Bobo-Dioulasso face au défi de l’aménagement urbain : le foncier, une priorité pour structurer l’espace

La ville de Bobo-Dioulasso s’étend, ses quartiers se densifient. Mais derrière cette expansion, une question fondamentale se pose : comment organiser l’espace urbain pour que chacun puisse avoir un toit et des conditions de vie décentes ? Le traitement du passif foncier est une réponse, mais elle est loin d’être suffisante pour relever les défis de la croissance urbaine.

Cérémonie officielle de lancement des travaux d’implantation parcellaire du site de Kouakoualé, dans l’Arrondissement 5 de Bobo-Dioulasso le 07 avril 2026. Elle a marquée le passage à l’action concrète pour les populations locales.

À l’Arrondissement 5 de Bobo-Dioulasso, un vaste chantier est en cours.
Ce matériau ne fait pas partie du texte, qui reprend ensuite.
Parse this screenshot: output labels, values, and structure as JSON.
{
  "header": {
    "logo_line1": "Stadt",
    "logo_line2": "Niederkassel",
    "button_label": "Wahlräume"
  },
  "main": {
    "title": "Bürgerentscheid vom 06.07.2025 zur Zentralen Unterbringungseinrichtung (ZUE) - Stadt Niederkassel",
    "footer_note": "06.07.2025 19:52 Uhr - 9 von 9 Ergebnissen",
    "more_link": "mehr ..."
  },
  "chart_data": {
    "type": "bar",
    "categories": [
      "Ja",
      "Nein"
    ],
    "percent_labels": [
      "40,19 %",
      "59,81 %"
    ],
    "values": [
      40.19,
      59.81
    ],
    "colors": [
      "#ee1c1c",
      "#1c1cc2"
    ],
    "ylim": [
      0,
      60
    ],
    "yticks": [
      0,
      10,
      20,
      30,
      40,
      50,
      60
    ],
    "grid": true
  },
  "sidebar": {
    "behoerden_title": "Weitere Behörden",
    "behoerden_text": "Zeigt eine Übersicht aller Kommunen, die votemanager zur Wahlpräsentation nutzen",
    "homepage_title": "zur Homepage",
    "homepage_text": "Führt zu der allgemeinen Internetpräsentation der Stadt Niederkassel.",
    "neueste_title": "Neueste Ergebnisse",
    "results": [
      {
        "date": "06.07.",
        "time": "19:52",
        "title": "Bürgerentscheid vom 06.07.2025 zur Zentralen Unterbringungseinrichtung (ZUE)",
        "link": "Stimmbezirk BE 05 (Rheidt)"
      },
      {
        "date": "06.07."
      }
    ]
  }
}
Le site de Kouakoualé, d’une superficie d’environ 1 884 hectares, a été identifié pour accueillir la phase pilote du Programme de restructuration des zones d’habitat spontané et d’apurement du passif du foncier urbain (PRO-REST-APUR).
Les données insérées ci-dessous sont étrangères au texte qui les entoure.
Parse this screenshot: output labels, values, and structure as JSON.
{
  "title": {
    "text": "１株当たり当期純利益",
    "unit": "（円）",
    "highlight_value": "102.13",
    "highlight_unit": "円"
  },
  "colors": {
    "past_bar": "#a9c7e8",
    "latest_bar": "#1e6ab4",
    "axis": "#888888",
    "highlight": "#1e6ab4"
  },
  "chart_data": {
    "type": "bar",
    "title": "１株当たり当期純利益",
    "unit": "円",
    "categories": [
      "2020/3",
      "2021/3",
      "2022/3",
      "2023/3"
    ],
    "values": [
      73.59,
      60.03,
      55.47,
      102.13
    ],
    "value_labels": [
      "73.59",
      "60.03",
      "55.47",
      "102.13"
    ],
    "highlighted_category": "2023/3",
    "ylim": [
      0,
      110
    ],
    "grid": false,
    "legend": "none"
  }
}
Près de 19 000 parcelles, dont 1 884 à usage commercial, devraient y être aménagées . Une opération d’envergure qui, selon les autorités, doit permettre de résoudre des conflits fonciers qui fragilisent la cohésion sociale depuis des décennies .
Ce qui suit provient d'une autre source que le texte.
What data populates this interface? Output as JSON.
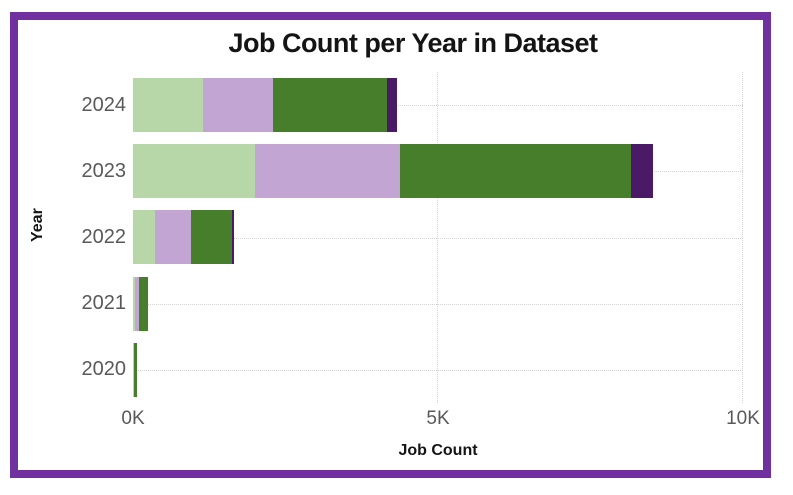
{
  "chart_data": {
    "type": "bar",
    "orientation": "horizontal",
    "stacked": true,
    "title": "Job Count per Year in Dataset",
    "xlabel": "Job Count",
    "ylabel": "Year",
    "xlim": [
      0,
      10000
    ],
    "x_ticks": [
      {
        "label": "0K",
        "value": 0
      },
      {
        "label": "5K",
        "value": 5000
      },
      {
        "label": "10K",
        "value": 10000
      }
    ],
    "categories": [
      "2024",
      "2023",
      "2022",
      "2021",
      "2020"
    ],
    "series": [
      {
        "name": "light-green-segment",
        "color": "#b7d7a8",
        "values": [
          1150,
          2000,
          360,
          30,
          10
        ]
      },
      {
        "name": "light-purple-segment",
        "color": "#c3a5d3",
        "values": [
          1150,
          2380,
          590,
          70,
          10
        ]
      },
      {
        "name": "dark-green-segment",
        "color": "#467e2c",
        "values": [
          1870,
          3780,
          670,
          150,
          50
        ]
      },
      {
        "name": "dark-purple-segment",
        "color": "#4a1a67",
        "values": [
          160,
          360,
          30,
          0,
          0
        ]
      }
    ],
    "legend": "none",
    "grid": "dotted"
  },
  "frame": {
    "border_color": "#7030a0",
    "background": "#ffffff"
  },
  "text_colors": {
    "title": "#141414",
    "tick_labels": "#595959"
  }
}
Un laboratoire à grande échelle

Agents du ministère de la Construction de la Patrie et représentants de la mairie lors de l’opération de dénombrement des ménages à Kouakoualé, pour une base de données fiable avant les attributions définitives.

L’Arrondissement 5 de Bobo-Dioulasso est devenu, comme l’Arrondissement 7 de Ouagadougou, un véritable laboratoire de l’apurement foncier . Les acteurs locaux, sous l’impulsion du ministère de la Construction de la Patrie, ont multiplié les étapes : identification des bénéficiaires, mobilisation des terres, validation du plan d’aménagement par la Commission communale d’urbanisme et de construction (CCUC) le 23 mars 2026, puis le lancement de l’implantation parcellaire le 7 avril 2026.

« L’arrondissement 5 est devenu un véritable laboratoire de solutions », s’est félicité Solimane Ahmed Ouattara, Directeur général de l’Urbanisme et Coordonnateur du PRO-REST-APUR . Une réussite qui attire l’attention au niveau national, certaines délégations venant de Ouagadougou pour s’inspirer de l’expérience bobolaise .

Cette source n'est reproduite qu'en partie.